Kale et al. (19) reported that, during functional endoscopic sinus surgery (FESS), mean intraoperative blood loss after using 2 µg/kg of DEX was 135.06 ± 36.88 mL in the NP group. The DEX group experienced significantly less blood loss than the local anesthetic group. Similarly, Mohammed et al. (20) found that intranasal DEX (100 µg) significantly decreased intraoperative bleeding during FESS. In agreement, Wang et al. (21) demonstrated that blood loss during nasal endoscopic surgery was lower in the DEX groups (1 µg/kg and 2 µg/kg) than in the control group. Fazel et al. (22) also reported that intraoperative blood loss during FESS was lower in the DEX infusion group (0.2 µg/kg/h) than in the placebo group (252.7 ± 115 mL vs. 312.9 ± 83.9 mL). Additionally, Gousheh et al. (15) found that IV DEX (1.0 µg/kg given 10 minutes before GA induction, followed by 0.5 µg/kg/h infusion) reduced intraoperative blood loss compared to the control group (116.33 ± 29.43 mL vs. 250.69 ± 45.74 mL). Tang et al. (9) also noted that intranasal DEX significantly reduced intraoperative blood loss in patients undergoing FESS (29.2% vs. 33.8% in the placebo group). Furthermore, Ayoglu et al. (23) observed that IV DEX (1 µg/kg bolus, then 0.7 µg/kg/h maintenance) reduced bleeding in septoplasty procedures (52.7 ± 39.0 mL vs. 130.0 ± 73.1 mL in the control group).

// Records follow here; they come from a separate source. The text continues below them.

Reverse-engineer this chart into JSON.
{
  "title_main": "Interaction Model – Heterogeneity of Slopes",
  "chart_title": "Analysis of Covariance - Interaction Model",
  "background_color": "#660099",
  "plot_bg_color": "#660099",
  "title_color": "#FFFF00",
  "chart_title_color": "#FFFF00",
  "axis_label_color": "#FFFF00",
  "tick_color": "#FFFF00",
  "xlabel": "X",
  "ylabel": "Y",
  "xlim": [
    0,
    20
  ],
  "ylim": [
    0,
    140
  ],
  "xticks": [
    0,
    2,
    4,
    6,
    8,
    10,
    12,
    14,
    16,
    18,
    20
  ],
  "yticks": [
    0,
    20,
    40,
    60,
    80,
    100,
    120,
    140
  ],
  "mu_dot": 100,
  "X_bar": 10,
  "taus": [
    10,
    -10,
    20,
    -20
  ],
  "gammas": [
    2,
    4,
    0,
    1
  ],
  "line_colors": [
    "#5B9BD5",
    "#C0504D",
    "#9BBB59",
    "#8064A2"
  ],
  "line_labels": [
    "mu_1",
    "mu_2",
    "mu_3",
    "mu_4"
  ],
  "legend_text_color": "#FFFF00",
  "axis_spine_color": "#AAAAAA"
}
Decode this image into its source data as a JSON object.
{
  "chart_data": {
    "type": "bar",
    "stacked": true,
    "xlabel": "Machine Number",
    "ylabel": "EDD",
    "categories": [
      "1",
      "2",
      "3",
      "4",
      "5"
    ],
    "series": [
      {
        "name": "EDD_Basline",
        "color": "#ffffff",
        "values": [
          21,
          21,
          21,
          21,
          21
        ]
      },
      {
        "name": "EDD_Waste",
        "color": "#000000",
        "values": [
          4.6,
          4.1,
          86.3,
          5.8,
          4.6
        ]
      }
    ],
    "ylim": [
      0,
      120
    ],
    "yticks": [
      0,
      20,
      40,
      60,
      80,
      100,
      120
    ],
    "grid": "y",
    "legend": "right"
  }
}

In contrast, Huh et al. (24) reported a mean blood loss of 270 ± 116 mL in the DEX group. Patients in this study had an ASA physical status classification of III or IV, which may explain the difference.
Our results showed that hemodynamics, Formmer’s scores, time to first rescue analgesia, total pethidine consumption, VAS scores, patient satisfaction, and side effects were clinically comparable, with no statistically significant differences between the NP and IV groups.
Kale et al. (19) similarly found improved hemodynamics, surgical field quality, and patient satisfaction in the NP DEX group compared to the lignocaine-adrenaline group. Mohammed et al. (20) noted a significant reduction in pain scores and delayed time to first rescue analgesia in the intranasal DEX group. Consistent with our findings, Wang et al. (21) observed that DEX-soaked NP significantly relieved postoperative pain. Huh et al. (24) reported that DEX stabilized hemodynamic responses during endoscopic sinus surgery, with a surgical field score of 2 (2 - 2) and no significant adverse effects.
Fazel et al. (22) also found reduced pain intensity and pethidine consumption in the DEX infusion group compared to the placebo group. Gousheh et al. (15) reported lower total opioid consumption in IV DEX groups than in the control group. Tang et al. (9) similarly showed that hemodynamic variables, surgical field quality, pain scores, and patient satisfaction were improved in intranasal DEX groups compared to placebo. Ayoglu et al. (23) demonstrated reduced intraoperative opioid use with IV DEX in septoplasty operations.
5.1. Limitations
This study was limited by its small sample size, single-center design, and short follow-up period. Future studies with larger cohorts and control groups are needed to generalize these findings.
5.2. Conclusions
Dexmedetomidine NP is non-inferior to IV DEX for controlling bleeding during turbinate surgery. Both methods provided comparable surgical field quality, patient satisfaction, and pain management outcomes.